The Intel and Microsoft bugs are implementation issues, but most failures of automation are failures to specify the problem correctly. There is the classic story of the “Find & Replace” routine which, aiming to remove rude words from the text, ended up with “clbutticOpens a new window .”

This is what generally worries sys-admins and other people who have to worry about operating IT systems. Yes, it would be nice to automate away more of those annoying routine tasks. But it’s also a drag to specify in laborious detail exactly when and how the automation may be triggered, worrying about unexpected events that may occur during execution and making sure that the automation cleans up after itself, leaving a clean environment for the next run – or for human operators to decipher.

For this reason, most NOCs still have a shelf of runbooks somewhere (even if it is no longer an actual physical shelf). When something happens, operators can refer to the standard procedure and execute it by hand. Despite progress in runbook automation, people are still much better at recognizing exceptions and pausing execution before causing too much damage.

Reluctance to Automate Reduces the Effectiveness of IT

For instance, even when compliance jobs are automated using something like Chef InSpec, if the remediation is not also automated, at least for common violations, the result is simply to overload operators with yet another source of alerts.

Risk-averse reluctance to automate is compounded by the fact that fewer and fewer problems are covered by existing runbooks – whether automated or not – except at the highest and least-detailed or lowest and most granular level. This change lowers the return on the effort of developing and maintaining the automation itself.

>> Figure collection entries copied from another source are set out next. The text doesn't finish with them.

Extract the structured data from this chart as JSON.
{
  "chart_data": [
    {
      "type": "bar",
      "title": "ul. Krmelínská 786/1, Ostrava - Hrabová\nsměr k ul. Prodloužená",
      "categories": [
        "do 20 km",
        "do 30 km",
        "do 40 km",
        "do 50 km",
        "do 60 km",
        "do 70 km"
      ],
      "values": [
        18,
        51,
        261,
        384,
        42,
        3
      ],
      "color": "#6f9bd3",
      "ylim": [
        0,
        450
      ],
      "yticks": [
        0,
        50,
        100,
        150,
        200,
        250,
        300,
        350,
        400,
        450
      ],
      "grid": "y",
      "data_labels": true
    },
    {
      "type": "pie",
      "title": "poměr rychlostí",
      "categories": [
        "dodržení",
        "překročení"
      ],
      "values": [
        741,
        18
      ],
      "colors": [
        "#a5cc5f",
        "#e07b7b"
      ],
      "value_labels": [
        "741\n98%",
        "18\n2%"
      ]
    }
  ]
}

Working in Layers: The Only Way to Develop Good Automation

Develop reusable building blocks that are as small, atomic, and reusable as possible, and build up from there. This makes it easier to deal with changes in processes or in the infrastructure to be managed by updating only one or two isolated components.

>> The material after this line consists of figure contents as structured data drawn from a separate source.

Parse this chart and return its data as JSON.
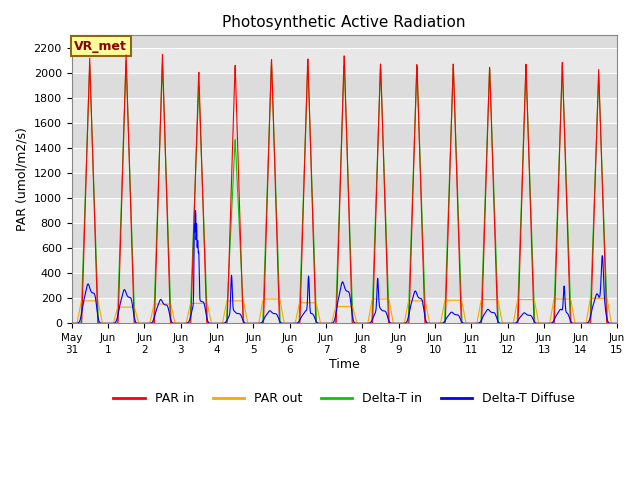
{
  "title": "Photosynthetic Active Radiation",
  "ylabel": "PAR (umol/m2/s)",
  "xlabel": "Time",
  "ylim": [
    0,
    2300
  ],
  "yticks": [
    0,
    200,
    400,
    600,
    800,
    1000,
    1200,
    1400,
    1600,
    1800,
    2000,
    2200
  ],
  "annotation_label": "VR_met",
  "legend": [
    "PAR in",
    "PAR out",
    "Delta-T in",
    "Delta-T Diffuse"
  ],
  "colors": {
    "par_in": "#ff0000",
    "par_out": "#ffa500",
    "delta_t_in": "#00cc00",
    "delta_t_diffuse": "#0000ff"
  },
  "x_tick_labels": [
    "May 31",
    "Jun 1",
    "Jun 2",
    "Jun 3",
    "Jun 4",
    "Jun 5",
    "Jun 6",
    "Jun 7",
    "Jun 8",
    "Jun 9",
    "Jun 10",
    "Jun 11",
    "Jun 12",
    "Jun 13",
    "Jun 14",
    "Jun 15"
  ],
  "num_days": 15,
  "background_color": "#dcdcdc",
  "grid_color": "#ffffff",
  "stripe_color": "#e8e8e8"
}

In turn, this shift away from monolithic runbooks also makes it easier to expose automation to a wider array of users – those “users” may themselves be pieces of software. An analytics package, possibly AIOps tools, may be able to offer users menus of “known-good” automated tasks, which operators can execute safely.

Over time, it then becomes much easier to close the loop and deliver true self-healing automation, by taking advantage of machine learning instead of trying to specify exhaustively every single starting condition that the runbook may need to deal with.

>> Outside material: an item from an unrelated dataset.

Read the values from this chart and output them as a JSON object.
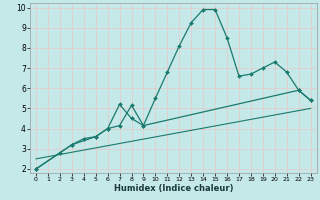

Assess your Environment and Identify Strong Candidates for Automation

Don’t try to do too many things at once, but pick a handful of possibilities that would deliver significant time savings if they could be automated successfully. Then start thinking more widely about how that automation would work.

This is the approach that will let you benefit from automation, both, in terms of raw time savings and through the removal of interruptions and distractions.

Having dealt with that first handful of your most annoying tasks, you will then have the time and leisure to consider your next steps – more automation, or perhaps something else that you had always meant to do, but never had the time for.

Isn’t that what computers were designed for?